Je l’ai vu dans le clair de lune, ma belle dame de crème et d’abricot, Marla, que je croyais mienne. Au bout de la jetée des amours contrariés, après le quai de la dernière rincée, là où je pouvais venir manger à ma faim, chez ses parents, avant que la faillite et la misère ne les engloutissent, eux et tout Stella Cognita ; au bout de la jetée, je l’ai regardé descendre les premières marches vers l’eau souillée du port. Elle portait sa riche robe bleue d’encre qu’elle a fait glisser sur son épaule. J’ai compris qu’elle se dévêtait quand la blancheur de sa peau a dessiné sans la moindre gêne le contour délicat de son corps. Moi qui avais tant désiré le découvrir, ne serait-ce que par bribes éparses et peu à peu, sous les pans d’un drap, derrière un oreiller gonflé de plumes, sous ma propre chair brune, je le contemplai tout entier, telle une belle statue de marbre habile à guider les bateaux vers la côte par l’éclat de son teint.
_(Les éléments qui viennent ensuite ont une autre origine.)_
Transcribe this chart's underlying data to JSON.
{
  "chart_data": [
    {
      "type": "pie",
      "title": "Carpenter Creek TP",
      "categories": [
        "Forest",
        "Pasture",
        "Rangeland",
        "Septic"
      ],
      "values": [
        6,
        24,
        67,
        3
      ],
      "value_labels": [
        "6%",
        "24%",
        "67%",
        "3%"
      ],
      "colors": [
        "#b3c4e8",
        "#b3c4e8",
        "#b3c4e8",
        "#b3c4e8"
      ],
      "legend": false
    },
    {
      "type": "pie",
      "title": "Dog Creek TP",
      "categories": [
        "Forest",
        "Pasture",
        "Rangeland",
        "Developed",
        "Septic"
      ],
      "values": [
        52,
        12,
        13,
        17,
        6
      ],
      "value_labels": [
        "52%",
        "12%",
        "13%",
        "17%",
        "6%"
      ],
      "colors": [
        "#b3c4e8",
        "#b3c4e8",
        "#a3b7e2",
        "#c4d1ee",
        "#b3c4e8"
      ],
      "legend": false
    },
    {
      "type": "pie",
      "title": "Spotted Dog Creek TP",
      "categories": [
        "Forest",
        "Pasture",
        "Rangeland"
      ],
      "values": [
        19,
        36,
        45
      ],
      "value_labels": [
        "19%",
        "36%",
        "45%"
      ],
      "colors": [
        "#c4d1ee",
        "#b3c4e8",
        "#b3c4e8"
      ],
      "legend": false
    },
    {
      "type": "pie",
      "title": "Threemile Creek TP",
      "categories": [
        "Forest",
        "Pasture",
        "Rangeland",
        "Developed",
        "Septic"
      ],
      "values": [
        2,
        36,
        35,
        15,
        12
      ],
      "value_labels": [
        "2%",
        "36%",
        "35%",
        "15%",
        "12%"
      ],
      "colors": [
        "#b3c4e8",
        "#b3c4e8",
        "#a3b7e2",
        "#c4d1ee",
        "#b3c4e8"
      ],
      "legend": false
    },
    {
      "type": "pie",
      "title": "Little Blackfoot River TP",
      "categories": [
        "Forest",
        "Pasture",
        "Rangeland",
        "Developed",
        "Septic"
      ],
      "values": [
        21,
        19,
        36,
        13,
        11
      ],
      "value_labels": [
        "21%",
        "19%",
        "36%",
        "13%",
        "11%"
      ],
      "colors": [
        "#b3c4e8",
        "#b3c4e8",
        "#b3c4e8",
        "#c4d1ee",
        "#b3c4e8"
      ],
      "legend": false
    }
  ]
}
Son pied menu a épousé le vert visqueux des dernières marches, puis elle s’est immobilisée. Je crois qu’elle savait que je me tenais là, de l’autre côté du port, incapable de détourner les yeux de ma jolie galante, car elle a incliné l’astre de son visage vers moi et d’un geste gracieux a effleuré de sa main le baiser à ses lèvres et l’a chassé dans ma direction avec un air tendre. Elle a levé bien haut son bras et la lune, exigeante maitresse ou simple servante, a semblé consentir à lui prêter de sa puissance blanche tant sa peau s’est illuminée. Elle a courbé son dos gracile vers le bassin, a tendu son index si fin et si long soudain vers la surface que je n’ai pas vu quand il l’a touché. L’eau s’est allumée tout à coup, puis l’irisé de la houle s’est transformé en écume laiteuse, puis le remous a atteint les quais et j’ai reculé. Puis la vague s’est formée devant elle, à son doigt, au pied de la jetée, au cœur même du port. Elle se dressait tel un étalon immaculé guettant le moindre signe de sa cavalière. Marla m’a offert un dernier regard triste, puis l’a enfourchée. D’une chiquenaude, elle l’a lancé au galop vers la baie, au-delà du phare et de la vieille digue.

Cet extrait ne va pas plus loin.